Your job is to keep all these different interest groups happy (or at least not so unhappy that they start a revolution) while nudging your country in the direction you choose. Move too quickly by, say, trying to abolish child labour while the Industrialists hold all the power, and not only will your attempt to enact a new law fail, but you’ll rile them up in the process. Instead, you have to weaken the Industrialists while boosting the Trade Unionists, maybe throwing some support from the authorities behind them while gently encouraging the urbanisation of the lower classes, until the balance of power is such that you can get your law passed without too much fuss.
Now the subject of child labour has been broached, it’s time to address the British Empire-sized elephant in the room. Victoria 3, due to the time period it covers, deals with some unpleasant subject matter. Not only that, but the nature of the genre also means looking at them in a detached, almost clinical manner. It’s very much a numbers game, and the potential is there to reduce a lot of human suffering to points of data in an economic equation. For these reasons, I must confess that I approached the game with some trepidation.

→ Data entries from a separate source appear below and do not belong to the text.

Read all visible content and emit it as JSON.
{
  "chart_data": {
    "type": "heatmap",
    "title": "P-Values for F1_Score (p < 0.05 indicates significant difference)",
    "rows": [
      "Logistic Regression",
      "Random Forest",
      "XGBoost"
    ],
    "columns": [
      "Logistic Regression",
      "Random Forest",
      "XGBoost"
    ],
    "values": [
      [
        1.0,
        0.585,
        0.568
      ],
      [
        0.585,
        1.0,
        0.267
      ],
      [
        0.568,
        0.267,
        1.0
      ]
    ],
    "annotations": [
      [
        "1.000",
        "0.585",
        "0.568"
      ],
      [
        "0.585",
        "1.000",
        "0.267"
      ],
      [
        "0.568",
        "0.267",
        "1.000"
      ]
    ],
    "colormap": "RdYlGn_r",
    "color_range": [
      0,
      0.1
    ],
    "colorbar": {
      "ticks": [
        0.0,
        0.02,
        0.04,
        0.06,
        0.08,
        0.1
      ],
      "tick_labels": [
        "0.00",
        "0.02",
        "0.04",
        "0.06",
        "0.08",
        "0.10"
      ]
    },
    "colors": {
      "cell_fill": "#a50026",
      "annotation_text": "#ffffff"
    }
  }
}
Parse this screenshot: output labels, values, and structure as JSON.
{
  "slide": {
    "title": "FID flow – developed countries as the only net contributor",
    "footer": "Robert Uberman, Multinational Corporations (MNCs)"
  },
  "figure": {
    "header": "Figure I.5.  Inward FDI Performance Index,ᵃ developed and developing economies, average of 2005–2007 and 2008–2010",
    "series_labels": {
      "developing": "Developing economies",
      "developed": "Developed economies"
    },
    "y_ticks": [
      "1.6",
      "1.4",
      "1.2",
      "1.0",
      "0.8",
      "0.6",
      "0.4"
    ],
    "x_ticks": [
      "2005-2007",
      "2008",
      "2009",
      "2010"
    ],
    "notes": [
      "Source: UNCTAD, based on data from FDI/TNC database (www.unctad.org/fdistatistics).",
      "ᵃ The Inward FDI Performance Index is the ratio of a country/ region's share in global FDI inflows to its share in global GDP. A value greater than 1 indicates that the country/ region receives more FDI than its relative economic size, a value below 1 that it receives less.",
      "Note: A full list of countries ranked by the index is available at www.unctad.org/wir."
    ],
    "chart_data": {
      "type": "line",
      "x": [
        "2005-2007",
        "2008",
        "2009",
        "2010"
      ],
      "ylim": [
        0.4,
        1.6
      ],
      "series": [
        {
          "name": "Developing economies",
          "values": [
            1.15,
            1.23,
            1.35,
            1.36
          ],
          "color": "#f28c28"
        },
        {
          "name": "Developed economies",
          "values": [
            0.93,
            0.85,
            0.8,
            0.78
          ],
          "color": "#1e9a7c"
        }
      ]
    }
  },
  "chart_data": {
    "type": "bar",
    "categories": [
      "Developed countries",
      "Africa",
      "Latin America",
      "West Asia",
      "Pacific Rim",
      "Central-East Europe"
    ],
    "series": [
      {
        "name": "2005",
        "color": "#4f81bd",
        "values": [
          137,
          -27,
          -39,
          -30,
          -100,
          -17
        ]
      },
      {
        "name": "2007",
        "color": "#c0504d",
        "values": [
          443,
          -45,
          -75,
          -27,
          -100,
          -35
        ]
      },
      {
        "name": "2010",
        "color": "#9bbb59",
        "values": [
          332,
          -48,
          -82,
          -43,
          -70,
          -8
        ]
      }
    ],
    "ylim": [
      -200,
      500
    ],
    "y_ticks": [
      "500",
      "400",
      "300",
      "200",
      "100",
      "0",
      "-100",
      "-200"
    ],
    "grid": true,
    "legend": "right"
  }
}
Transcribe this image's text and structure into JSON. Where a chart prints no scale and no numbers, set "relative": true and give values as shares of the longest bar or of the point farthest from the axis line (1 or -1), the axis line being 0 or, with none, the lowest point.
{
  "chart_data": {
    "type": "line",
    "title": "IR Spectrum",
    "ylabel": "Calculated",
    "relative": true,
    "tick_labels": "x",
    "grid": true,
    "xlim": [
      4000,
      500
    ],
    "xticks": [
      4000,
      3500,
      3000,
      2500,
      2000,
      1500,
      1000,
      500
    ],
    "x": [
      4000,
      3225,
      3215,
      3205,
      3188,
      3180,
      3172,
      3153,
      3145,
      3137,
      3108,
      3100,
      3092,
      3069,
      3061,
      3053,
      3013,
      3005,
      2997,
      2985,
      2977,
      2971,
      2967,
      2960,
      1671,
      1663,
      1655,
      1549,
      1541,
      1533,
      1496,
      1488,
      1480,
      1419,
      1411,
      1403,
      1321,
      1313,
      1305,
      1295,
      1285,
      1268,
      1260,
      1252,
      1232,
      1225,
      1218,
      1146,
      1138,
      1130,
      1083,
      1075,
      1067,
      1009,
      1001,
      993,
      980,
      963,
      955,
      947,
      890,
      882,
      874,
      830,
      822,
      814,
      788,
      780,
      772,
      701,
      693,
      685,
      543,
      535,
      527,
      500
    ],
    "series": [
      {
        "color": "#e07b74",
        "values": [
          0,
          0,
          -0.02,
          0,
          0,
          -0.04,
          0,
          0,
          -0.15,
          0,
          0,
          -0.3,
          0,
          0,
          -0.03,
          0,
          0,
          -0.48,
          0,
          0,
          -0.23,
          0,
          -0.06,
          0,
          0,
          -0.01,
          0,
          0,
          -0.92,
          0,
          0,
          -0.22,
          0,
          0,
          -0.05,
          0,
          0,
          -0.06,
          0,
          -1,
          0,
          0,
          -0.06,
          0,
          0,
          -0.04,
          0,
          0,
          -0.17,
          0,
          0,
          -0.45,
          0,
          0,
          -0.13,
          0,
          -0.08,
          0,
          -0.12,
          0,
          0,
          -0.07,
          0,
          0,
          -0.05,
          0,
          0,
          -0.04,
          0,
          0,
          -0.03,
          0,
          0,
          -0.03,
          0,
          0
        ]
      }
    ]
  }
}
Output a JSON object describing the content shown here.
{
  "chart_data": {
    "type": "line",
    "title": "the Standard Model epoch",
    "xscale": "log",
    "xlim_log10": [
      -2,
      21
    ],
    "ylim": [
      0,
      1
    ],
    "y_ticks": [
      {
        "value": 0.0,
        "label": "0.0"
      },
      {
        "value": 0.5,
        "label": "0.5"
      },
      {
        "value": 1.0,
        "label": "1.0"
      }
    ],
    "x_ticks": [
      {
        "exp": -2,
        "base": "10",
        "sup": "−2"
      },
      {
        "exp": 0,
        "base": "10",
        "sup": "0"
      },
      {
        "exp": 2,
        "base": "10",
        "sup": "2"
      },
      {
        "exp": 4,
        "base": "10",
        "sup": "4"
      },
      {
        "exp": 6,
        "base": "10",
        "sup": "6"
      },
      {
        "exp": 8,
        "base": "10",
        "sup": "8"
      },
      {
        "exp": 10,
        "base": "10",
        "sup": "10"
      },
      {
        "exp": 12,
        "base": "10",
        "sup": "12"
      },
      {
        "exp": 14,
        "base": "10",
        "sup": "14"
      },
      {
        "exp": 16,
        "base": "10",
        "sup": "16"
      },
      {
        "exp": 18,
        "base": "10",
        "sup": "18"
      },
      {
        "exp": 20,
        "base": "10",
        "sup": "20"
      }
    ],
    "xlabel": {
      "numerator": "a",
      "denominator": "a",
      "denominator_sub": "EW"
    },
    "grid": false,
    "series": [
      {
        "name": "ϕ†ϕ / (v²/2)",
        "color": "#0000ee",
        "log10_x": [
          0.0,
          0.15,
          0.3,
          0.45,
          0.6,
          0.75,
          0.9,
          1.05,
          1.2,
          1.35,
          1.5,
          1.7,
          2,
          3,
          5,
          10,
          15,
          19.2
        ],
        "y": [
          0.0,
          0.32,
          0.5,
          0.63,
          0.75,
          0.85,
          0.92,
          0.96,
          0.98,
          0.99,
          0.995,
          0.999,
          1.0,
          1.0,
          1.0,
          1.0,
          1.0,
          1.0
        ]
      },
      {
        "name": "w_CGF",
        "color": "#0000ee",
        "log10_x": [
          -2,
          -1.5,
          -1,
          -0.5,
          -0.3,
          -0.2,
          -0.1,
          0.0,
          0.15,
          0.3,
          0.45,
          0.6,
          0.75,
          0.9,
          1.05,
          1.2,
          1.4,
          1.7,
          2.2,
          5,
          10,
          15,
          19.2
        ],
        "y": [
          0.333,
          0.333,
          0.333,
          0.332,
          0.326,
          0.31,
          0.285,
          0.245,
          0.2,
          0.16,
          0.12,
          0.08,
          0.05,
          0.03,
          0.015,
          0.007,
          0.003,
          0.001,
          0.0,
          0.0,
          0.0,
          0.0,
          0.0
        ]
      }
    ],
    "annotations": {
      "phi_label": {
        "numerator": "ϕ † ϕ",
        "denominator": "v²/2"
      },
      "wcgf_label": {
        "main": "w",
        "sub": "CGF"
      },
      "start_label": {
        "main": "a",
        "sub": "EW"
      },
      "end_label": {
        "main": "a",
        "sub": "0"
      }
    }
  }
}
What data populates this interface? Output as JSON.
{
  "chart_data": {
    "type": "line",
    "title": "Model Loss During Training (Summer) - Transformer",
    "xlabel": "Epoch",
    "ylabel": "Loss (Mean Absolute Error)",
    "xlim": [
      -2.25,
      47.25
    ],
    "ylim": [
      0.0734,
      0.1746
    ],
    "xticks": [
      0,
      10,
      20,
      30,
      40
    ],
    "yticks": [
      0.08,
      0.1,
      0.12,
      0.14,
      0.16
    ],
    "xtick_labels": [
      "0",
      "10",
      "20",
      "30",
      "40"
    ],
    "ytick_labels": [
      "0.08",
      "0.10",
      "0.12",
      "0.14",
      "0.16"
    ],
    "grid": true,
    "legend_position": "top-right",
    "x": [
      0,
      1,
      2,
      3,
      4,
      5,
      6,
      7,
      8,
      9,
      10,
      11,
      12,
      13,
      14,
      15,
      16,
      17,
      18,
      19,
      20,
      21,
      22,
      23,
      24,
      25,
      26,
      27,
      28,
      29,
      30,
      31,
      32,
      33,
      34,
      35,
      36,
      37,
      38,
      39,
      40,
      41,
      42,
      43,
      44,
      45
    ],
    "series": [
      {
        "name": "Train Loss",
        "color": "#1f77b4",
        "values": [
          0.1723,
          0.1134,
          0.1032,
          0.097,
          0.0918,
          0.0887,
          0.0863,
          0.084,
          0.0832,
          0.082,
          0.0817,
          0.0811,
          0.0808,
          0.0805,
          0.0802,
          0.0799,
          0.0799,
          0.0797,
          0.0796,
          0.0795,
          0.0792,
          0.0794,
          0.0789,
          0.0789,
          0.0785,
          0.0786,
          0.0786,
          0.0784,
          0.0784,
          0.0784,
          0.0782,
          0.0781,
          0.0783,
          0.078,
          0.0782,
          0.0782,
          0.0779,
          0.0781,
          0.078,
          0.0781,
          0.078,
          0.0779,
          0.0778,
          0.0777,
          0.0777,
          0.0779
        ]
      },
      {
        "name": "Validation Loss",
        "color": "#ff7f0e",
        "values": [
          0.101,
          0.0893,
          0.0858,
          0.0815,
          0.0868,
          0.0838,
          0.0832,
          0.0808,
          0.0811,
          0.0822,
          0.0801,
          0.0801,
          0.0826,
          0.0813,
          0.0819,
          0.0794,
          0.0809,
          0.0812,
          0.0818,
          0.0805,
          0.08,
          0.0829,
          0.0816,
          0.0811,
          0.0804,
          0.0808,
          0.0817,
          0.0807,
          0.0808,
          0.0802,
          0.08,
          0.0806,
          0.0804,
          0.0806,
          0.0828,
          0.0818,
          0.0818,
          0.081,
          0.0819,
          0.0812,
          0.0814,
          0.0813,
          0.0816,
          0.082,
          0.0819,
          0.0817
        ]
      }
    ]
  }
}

Victoria 3 navigates these treacherous waters by presenting the Victorian era with brutal honesty, neither glorifying nor flinching from the realities of colonialism
Thankfully, my misgivings were unfounded. Victoria 3 navigates these treacherous waters by presenting the Victorian era with brutal honesty, neither glorifying nor flinching from the realities of colonialism. It’s a game about progress and the technological and social advances that shaped the world we live in today. I was worried that the lack of historical distance would repel me, but instead it drew me in and I found myself growing increasingly thoughtful about every action I took, weighing the potential harm against the benefits.
The plate-spinning act you have to perform in order to keep everything from crashing down around you means you have to make compromises and alter your priorities. You may want to reduce the power of the church and increase healthcare for your citizens, but the only option available is charitable hospitals run by the clergy. Public education may be your goal, but if that’s not an option, then surely private schooling is better than none at all, right?
It helps that the game isn’t really about winning as much as it is experimenting and learning. The abstract and ambiguous nature of the player’s role in affairs (the disembodied spirit of the nation? A tiny goblin who appears in politicians’ bed chambers and yells “OI, YOU WITH THE HANDLEBAR MOUSTACHE, ENACT UNIVERSAL SUFFRAGE OR ELSE!” I have no idea, honestly) means that you can happily weather revolutions and regime changes, continuing to poke and prod the populace. Failure can be just as fun as success, as I discovered after leading Belgium all the way into the twentieth century before causing economic collapse and civil war with an overambitious extension of the welfare state. Oops.
Making entertainment media rooted in the recent past is never easy. The interactive nature of games makes that even trickier, and Paradox is no stranger to certain groups deciding that presenting historical reality is equal to endorsement. Victoria 3 succeeds at rendering a tumultuous chapter in world history with a straightforward grace that educates as much as it entertains, encouraging reflection and empathy in the process.